ベテラン看護師のプレッシャー

ベテランの看護師は患者様から見ると非常に信頼をおけるように思えます。新人の看護師よりも病気や治療についてより多くのことを知っているのではないかと期待されています。そういう面で、ベテラン看護師はプレッシャーを感じる人が多くいるようです。30代後半や40代になってもずっと独身で、看護師という仕事をずっと続けている人なら話は別です。今まで培ってきた膨大な経験と知識で、患者様の異常を敏感に察知したり、患者様の気持ちをうまく理解して寄り添うことができたりするでしょう。しかし、そうではなく、一旦結婚や出産・育児で職場を離れた人が、再就職という形で病院に戻ってきたときも、患者様は看護師が歳を取っているという点だけで、信頼できるのではないかと思ってしまいます。そのことが、プレッシャーとなってストレスになるという人も多くいます。そういった看護師は、クリニックなどへ転職したりするそうです。
医療の現場は日々変化していて、しばらく病院を離れていて、戻ってきたら全然知らない器具が導入されていたということもあります。身近な例でいくと、電子カルテが導入される前に一旦職場を離れて、電子カルテが導入されたあとに再就職するという場合にはかなり戸惑う人が多かったと聞きます。そのことは電子カルテだけに限らないでしょう。医療の技術や器具は日々より新しくなりますので、数年でも職場を離れていたら、昔とはまったく勝手が違っていたということもしばしばあります。

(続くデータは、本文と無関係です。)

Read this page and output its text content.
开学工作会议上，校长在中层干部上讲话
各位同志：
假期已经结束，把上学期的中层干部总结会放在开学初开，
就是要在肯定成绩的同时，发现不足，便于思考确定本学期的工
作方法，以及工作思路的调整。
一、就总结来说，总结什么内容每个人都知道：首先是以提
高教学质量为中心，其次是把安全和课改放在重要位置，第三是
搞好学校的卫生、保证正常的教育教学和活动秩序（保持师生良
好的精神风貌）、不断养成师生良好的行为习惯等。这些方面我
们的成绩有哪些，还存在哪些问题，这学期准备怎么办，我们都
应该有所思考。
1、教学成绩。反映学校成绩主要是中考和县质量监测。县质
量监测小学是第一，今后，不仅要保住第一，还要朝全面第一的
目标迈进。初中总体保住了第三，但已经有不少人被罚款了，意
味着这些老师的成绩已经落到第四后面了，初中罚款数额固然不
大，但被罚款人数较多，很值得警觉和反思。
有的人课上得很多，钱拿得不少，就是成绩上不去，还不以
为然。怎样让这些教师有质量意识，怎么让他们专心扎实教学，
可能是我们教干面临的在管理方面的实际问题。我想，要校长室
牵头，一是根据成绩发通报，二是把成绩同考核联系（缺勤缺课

再就職組はそのような現場に立ったときに、自分は新人と同じくらい何も知らないと落ち込んでしまいます。新人と同じようにゼロからのスタートで、新しい知識をこれからどんどん学ばなければという気持ちにもなるでしょう。しかし、患者様からするとそのようなことは分かりません。歳をとっている看護師イコールベテランの看護師というふうに考えますし、新人の若い看護師に聞くよりは歳をとったベテラン看護師に聞いたほうがいいと思うかもしれません。実際そういうことは多々あるでしょう。そういうときに、自分には分からない知識があり、答えられない場合、プライドはずたずたになります。そういう人たちにとって、患者様の要求に応えられないというのはかなりのストレスであり、要求に応えなければというプレッシャーはかなり大きいものだといえます。
しかし、どのベテラン看護師もそういった苦労を乗り越えてきているのです。持ち前の勤勉さで新しい知識を少しでも早く吸収して、名実ともにベテラン看護師となるのです。